0

I'm having an issue where an R function (NbCluster) crashes R, but at different points on different runs with the same data. According to journalctl, the crashes are all because of memory issues. For example:

Sep 04 02:00:56 Q35 kernel: [   7608]  1000  7608 11071962 10836497 87408640        0             0 rsession
Sep 04 02:00:56 Q35 kernel: Out of memory: Kill process 7608 (rsession) score 655 or sacrifice child
Sep 04 02:00:56 Q35 kernel: Killed process 7608 (rsession) total-vm:44287848kB, anon-rss:43345988kB, file-rss:0kB, shmem-rss:0kB
Sep 04 02:00:56 Q35 kernel: oom_reaper: reaped process 7608 (rsession), now anon-rss:0kB, file-rss:0kB, shmem-rss:0kB

I have been testing my code to figure out which lines are causing the memory errors, and it turns out that it varies, even using the same data. Aside from wanting to solve it, I am confused as to why this is a intermittent problem. If an object is too big to fit in memory, it should be a problem every time I run it given the same resources, right?

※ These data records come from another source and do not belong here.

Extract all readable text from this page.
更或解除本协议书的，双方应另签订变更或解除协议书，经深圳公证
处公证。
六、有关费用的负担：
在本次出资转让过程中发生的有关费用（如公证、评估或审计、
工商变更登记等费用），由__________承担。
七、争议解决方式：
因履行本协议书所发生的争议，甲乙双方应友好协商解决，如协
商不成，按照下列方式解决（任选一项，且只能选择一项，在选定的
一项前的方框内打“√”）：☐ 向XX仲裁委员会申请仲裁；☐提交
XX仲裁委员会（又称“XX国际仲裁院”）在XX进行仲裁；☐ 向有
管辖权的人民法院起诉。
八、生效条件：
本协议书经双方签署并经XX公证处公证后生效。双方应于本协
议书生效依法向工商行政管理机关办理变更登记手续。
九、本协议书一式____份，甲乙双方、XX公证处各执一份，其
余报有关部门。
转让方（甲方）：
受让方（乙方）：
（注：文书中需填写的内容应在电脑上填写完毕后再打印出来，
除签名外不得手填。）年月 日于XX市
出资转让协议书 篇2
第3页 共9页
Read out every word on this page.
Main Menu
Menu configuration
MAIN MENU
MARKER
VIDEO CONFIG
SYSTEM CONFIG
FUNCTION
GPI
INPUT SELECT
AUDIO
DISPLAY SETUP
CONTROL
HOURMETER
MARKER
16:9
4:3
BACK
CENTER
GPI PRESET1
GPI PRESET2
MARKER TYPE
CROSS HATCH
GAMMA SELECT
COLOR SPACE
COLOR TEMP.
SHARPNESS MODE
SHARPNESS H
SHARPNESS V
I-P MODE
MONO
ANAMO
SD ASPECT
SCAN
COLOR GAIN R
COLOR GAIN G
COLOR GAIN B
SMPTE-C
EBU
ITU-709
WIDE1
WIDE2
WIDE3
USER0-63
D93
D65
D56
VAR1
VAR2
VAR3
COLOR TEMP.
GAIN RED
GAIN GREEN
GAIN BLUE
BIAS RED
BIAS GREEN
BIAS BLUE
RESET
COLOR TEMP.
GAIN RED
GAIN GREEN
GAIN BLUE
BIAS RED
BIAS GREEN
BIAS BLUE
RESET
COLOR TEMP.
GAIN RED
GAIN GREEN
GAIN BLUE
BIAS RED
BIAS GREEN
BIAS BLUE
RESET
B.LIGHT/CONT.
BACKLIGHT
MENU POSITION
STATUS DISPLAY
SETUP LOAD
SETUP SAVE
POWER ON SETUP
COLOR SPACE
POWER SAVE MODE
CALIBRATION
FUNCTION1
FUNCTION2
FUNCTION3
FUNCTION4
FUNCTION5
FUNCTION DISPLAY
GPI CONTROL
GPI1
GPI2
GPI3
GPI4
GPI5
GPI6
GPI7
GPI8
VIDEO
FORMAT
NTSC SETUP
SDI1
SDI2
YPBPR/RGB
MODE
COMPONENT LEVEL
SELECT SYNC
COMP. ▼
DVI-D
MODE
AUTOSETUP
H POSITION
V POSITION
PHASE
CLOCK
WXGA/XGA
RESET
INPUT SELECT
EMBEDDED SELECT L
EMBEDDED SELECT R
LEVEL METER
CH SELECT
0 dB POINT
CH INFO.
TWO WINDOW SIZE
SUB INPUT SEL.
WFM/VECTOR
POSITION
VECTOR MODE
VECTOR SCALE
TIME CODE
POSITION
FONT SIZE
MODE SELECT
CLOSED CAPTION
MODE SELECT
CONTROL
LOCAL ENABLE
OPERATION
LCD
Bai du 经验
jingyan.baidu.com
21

The amount of memory being used by other processes was not dramatically different between runs, and I always started from a clean environment. When I look at top I always have memory to spare (although I am rarely looking at the exact moment of the crash). I've tried reducing the memory load by removing unneeded objects and regular garbage collection, but this has had no discernable effect.

For example, when running NbClust, sometimes the crash occurs while running length(eigen(TT)$value) other times it happens during a call of hclust. Sometimes it doesn't crash and exits with a comparatively graceful "cannot allocate vector size" Aside from any suggestions about reducing memory load, I want to know why I am running out of memory some times but not others.

Edit: After changing all uses of hclust to hclust.vector, I have not had any more crashes during the hierarchical clustering steps. However there are still crashes going on at varying places (often during calls of eigen()). If I could reliably predict (within a margin of error) how much memory each line of my code was going to use, that would be great.

Stonecraft
  • 860
  • 1
  • 12
  • 30
  • First question: Is the algorithm fully deterministic or is an RNG involved? Then, a quick look indicates that you are doing clustering and a distance measure is involved. Such approaches often don't scale well for large data. You probably need a smarter or memory optimized algorithm or do this with a subset of your data. – Roland Sep 05 '19 at 06:33
  • It is not deterministic, but I am setting the seed, so that should be the same every time, right? I am also editing the functions in question to use the fastcluster package, which I hope will be sufficient. But it's hard to effectively test something if the problem isn't happening consistently. – Stonecraft Sep 05 '19 at 07:26

1 Answers1

1

Modern memory management is by far not as deterministic as you seem to think it is.

If you want more reproducible results, make sure to get rid of any garbage collection, any parallelism (in particular garbage collection running in parallel with your program!) and make sure that the process is limited in memory by a value much less than your free system memory.

The kernel OOM killer is a measure of last resort when the kernel has overcommitted memory (you may want to read what that means), is completely out of swap storage, and cannot fulfill it's promises.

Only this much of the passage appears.